When I was a bike builder, we didn't have white papers. We might offer our bike in a white color.

Spec sheet? Price list? White paper? Sure, what other color paper do you think we'll use?

The bike business has gotten a lot more complicated since I was in it.

A "white paper" is an educational guide that informs readers on a topic, or a problem, or a product. The term used to be restricted to technical fields, and was an authoritative, unbiased report ideally free of an agenda.

Today, it's expanded to include publications produced by companies about their products. When used in this sense, is a white paper simply a propaganda sheet co-opting a term that offers the patina of legitimacy?

Yes and no. White papers produced by companies like Felt and Trek ought to be read through the skeptics prism. At the same time, authors of white papers understand that they're inviting a special scrutiny, because they're offering what they—by definition—claim is a less varnished look at their product or technology. Otherwise they would, and should, call it something other than a white paper.

Felt's white paper on the DA is here. It's a PDF, you of course need Adobe Acrobat, which, as a reader of white papers, you no doubt have.
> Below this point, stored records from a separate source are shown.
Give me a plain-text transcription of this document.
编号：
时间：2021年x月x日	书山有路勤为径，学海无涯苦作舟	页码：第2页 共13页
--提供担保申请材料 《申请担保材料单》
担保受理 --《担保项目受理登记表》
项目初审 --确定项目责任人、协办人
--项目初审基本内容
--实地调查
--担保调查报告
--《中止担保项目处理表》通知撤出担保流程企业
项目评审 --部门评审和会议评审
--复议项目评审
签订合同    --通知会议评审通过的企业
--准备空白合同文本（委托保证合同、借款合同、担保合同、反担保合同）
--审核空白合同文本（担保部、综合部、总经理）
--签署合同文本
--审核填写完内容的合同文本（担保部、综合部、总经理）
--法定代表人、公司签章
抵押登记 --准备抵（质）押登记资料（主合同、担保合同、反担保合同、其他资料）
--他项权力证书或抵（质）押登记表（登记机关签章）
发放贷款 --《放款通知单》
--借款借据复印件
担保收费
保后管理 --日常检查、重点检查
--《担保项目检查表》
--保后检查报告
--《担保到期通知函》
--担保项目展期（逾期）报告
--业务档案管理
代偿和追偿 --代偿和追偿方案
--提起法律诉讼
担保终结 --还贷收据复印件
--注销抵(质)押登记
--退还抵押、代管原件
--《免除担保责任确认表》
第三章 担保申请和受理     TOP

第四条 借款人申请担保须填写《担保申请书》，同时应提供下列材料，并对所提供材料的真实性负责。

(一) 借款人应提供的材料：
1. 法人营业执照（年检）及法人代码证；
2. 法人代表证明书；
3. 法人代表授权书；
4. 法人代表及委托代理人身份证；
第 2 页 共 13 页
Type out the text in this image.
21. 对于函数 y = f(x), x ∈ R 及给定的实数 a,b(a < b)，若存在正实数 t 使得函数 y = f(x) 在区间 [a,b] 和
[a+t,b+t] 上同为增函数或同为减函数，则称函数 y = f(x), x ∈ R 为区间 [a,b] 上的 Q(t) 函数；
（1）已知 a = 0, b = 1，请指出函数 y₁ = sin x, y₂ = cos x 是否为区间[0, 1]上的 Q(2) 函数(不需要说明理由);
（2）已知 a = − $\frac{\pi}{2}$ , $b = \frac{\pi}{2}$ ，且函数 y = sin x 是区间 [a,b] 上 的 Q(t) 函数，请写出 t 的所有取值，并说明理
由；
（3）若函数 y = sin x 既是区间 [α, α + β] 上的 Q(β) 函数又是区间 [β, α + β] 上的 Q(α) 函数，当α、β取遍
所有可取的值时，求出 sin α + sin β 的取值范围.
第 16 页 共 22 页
As for our analysis of the paper: It certainly does include testimonials from athletes like David Millar who, of course, have an agenda. We can't see how these comments have any business making their way into white papers.

On the other hand, the white paper goes into much more detail when describing Felt's construction practices, e.g., internal molding, as well as the fluid dynamic modeling software that dovetails with wind tunnel testing to produce an aeryodynamic bike. Certainly this detail cannot be included in a brochure.

Refreshing is Felt's decision only to graph the new DA's aero stats versus the old DA.

Read it for yourself. There's a lot there. One can quibble as to whether the goal is to inform you of technical truisms, or to sell bikes. It's in the middle. Its goal appears to us the selling of bikes through informing you of technical truisms.